Stocks Cash Yr 1 assume 20% Stock cash total Percent Return
90000 10000 20 108000 10000 118000 0.18
80000 20000 20 96000 20000 116000 0.16
70000 30000 20 84000 30000 114000 0.14
60000 40000 20 72000 40000 112000 0.12
106200 11800 -20 84960 11800 96760 -0.03
92800 23200 -20 74240 23200 97440 -0.03
79800 34200 -20 63840 34200 98040 -0.02
67200 44800 -20 53760 44800 98560 -0.01
96760 0 20 116112 0 116112 0.16
97440 0 20 116928 0 116928 0.17
98040 0 20 117648 0 117648 0.18
98560 0 20 118272 0 118272 0.18
90000 10000 -20 72000 10000 82000 -0.18
80000 20000 -20 64000 20000 84000 -0.16
70000 30000 -20 56000 30000 86000 -0.14
60000 40000 -20 48000 40000 88000 -0.12
82000 0 20 98400 0 98400 -0.02
84000 0 20 100800 0 100800 0.01
86000 0 20 103200 0 103200 0.03
88000 0 20 105600 0 105600 0.06
88560 9840 20 106272 9840 116112 0.16
90720 10080 20 108864 10080 118944 0.19
92880 10320 20 111456 10320 121776 0.22
95040 10560 20 114048 10560 124608 0.25
Total return is after 1, 2 and 3 years based on original 100K investment. Now this is overly simplistic as for real analysis one would need to look at more years data. However one can see how holding some cash for opportunity buffers against the downturn. It gives the opportunity to deploy cash to capture the value at depressed prices which allows one to overcome downturns quickly. If I had taken this a few more years out you would really see the value in have deployable cash during a downturn.

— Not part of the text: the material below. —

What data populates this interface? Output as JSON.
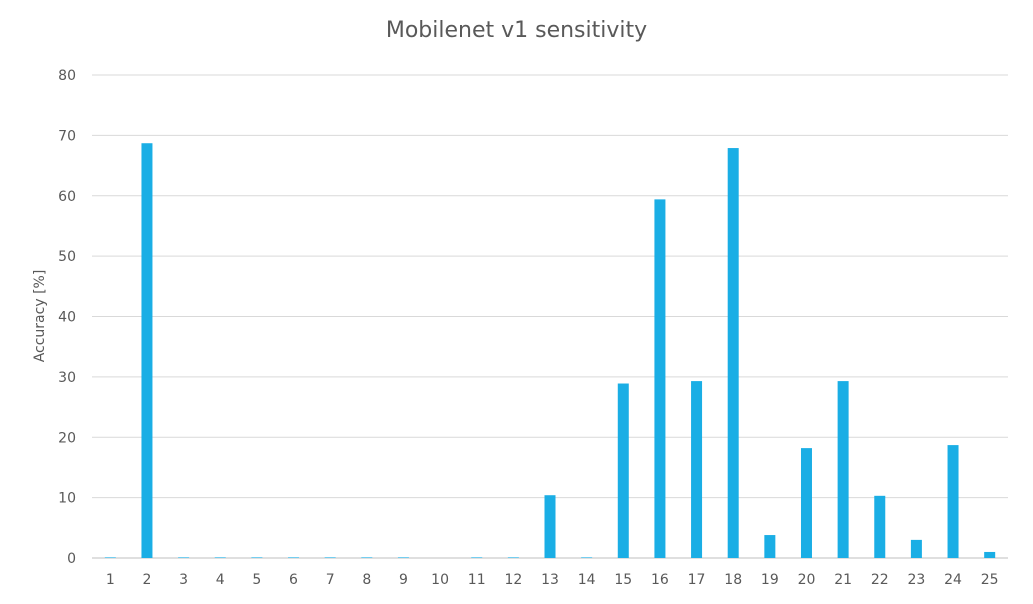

I guess the point I am trying to make is I would not be afraid of investing in the types of stocks discussed on this board as a new investor, but I do think it would be wise to hold some cash on the sidelines to take advantage of opportunities when they present themselves. Most likely no one will be able to invest at the exact right downturn however when a major “correction” occurs it will present an opportunity for outsized gains. You can still make money and keep some opportunity cash. If the market goes up for years you will still make good money (yes you will lose opportunity cost on sideline cash) but will most likely make it up when the downward correction occurs. In the meantime you participate in the best of both worlds.